A young Toronto author speaks up about writing, coffee, and overthrowing the government

by Erin Woods

Matti McLean is the kind of person admirers call “prodigy” and jealous types call “annoying.” At 26, he has already published his first novel and is well on his way to completing his second.
“I think I’ve always been a writer,” he says. “I remember writing a play for my church called Noah: the Untold Story… I was probably around ten or eleven.”

photo by Jerald Berezner, Toronto, 2011.

McLean is not only young; he is also prolific. “I am an extremely fast writer,” he admits. “A lot of it is because when I wrote plays, I didn’t edit them as I went… And so I think I cheat in that way, because that’s not how you’re supposed to write.” But McLean learned something from those plays that were dashed off in one night. Once the actors were on the stage—or the characters were in the novel—they would begin to interact and the story would evolve in wonderful ways.

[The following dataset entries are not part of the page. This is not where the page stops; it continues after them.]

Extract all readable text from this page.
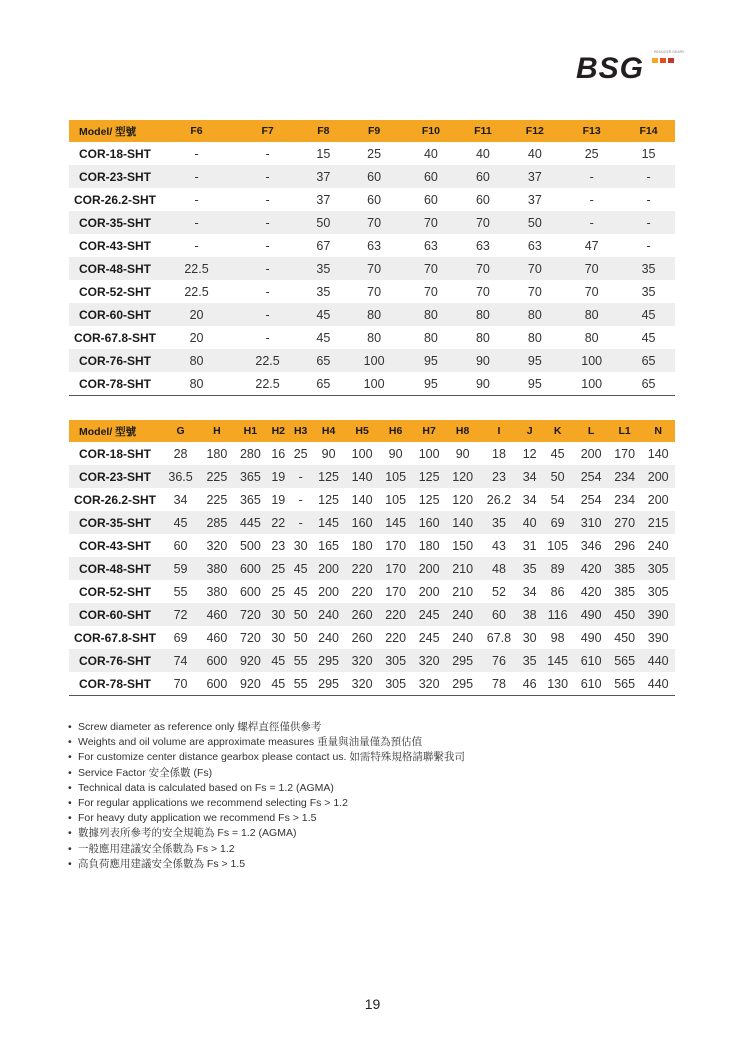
BSG	REDUCER GEARS
Model/ 型號	F6	F7	F8	F9	F10	F11	F12	F13	F14
COR-18-SHT	-	-	15	25	40	40	40	25	15
COR-23-SHT	-	-	37	60	60	60	37	-	-
COR-26.2-SHT	-	-	37	60	60	60	37	-	-
COR-35-SHT	-	-	50	70	70	70	50	-	-
COR-43-SHT	-	-	67	63	63	63	63	47	-
COR-48-SHT	22.5	-	35	70	70	70	70	70	35
COR-52-SHT	22.5	-	35	70	70	70	70	70	35
COR-60-SHT	20	-	45	80	80	80	80	80	45
COR-67.8-SHT	20	-	45	80	80	80	80	80	45
COR-76-SHT	80	22.5	65	100	95	90	95	100	65
COR-78-SHT	80	22.5	65	100	95	90	95	100	65
Model/ 型號	G	H	H1	H2	H3	H4	H5	H6	H7	H8	I	J	K	L	L1	N
COR-18-SHT	28	180	280	16	25	90	100	90	100	90	18	12	45	200	170	140
COR-23-SHT	36.5	225	365	19	-	125	140	105	125	120	23	34	50	254	234	200
COR-26.2-SHT	34	225	365	19	-	125	140	105	125	120	26.2	34	54	254	234	200
COR-35-SHT	45	285	445	22	-	145	160	145	160	140	35	40	69	310	270	215
COR-43-SHT	60	320	500	23	30	165	180	170	180	150	43	31	105	346	296	240
COR-48-SHT	59	380	600	25	45	200	220	170	200	210	48	35	89	420	385	305
COR-52-SHT	55	380	600	25	45	200	220	170	200	210	52	34	86	420	385	305
COR-60-SHT	72	460	720	30	50	240	260	220	245	240	60	38	116	490	450	390
COR-67.8-SHT	69	460	720	30	50	240	260	220	245	240	67.8	30	98	490	450	390
COR-76-SHT	74	600	920	45	55	295	320	305	320	295	76	35	145	610	565	440
COR-78-SHT	70	600	920	45	55	295	320	305	320	295	78	46	130	610	565	440
• Screw diameter as reference only 螺桿直徑僅供參考
• Weights and oil volume are approximate measures 重量與油量僅為預估值
• For customize center distance gearbox please contact us. 如需特殊規格請聯繫我司
• Service Factor 安全係數 (Fs)
• Technical data is calculated based on Fs = 1.2 (AGMA)
• For regular applications we recommend selecting Fs > 1.2
• For heavy duty application we recommend Fs > 1.5
• 數據列表所參考的安全規範為 Fs = 1.2 (AGMA)
• 一般應用建議安全係數為 Fs > 1.2
• 高負荷應用建議安全係數為 Fs > 1.5
19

One of those evolutions took him from an unfinished story called “Five 5teps to Overthrow a Government” to his dystopian YA science-fiction novel Catalyst: Book One of the Saga of the Radicals. The novel, which was released by Brighter Books in May 2011, follows the story of a very confused young man named Micah who is flung head-first into a resistance movement against a dictatorial government when he is accosted by a corrupt police officer. Jacob, the mysterious fighter who saves Micah, leaves the protagonist with more questions than answers. Leon, who offers Micah governmental protection if he betrays Jacob and his fellow Radicals, is no better. And throughout all this Micah is struggling with his own unnerving new powers that seem to flare up uncontrollably and without warning.

McLean confesses that his story of an underground movement against controlling authorities may have come from his own distrust of government.
“I don’t like that they have all the power and it doesn’t feel like they’re listening to the people anymore,” he explains. “My whole thing with my books is that I want people to question things… I’m not saying that there’s a perfect way to do it. There just needs to be reciprocation.”

When he isn’t writing about overthrowing governments, this young writer works the clichéd job of serving coffee and the not-so-clichéd jobs of actor and occasional writer for the sci-fi television series Dark Rising: The Savage Tales of Summer Vale. He also acted in the film of the same name, playing the character Weeber. In his free time McLean creates web series, works on a movie he plans to produce, and directs plays, most of which he writes himself. Asked why he takes on so much at once, Mclean replies, “Money. I would like to get paid at some point. I would like to someday make a living off my art.”

In the meantime, it’s coffees by day, writing by night, and everything else in between.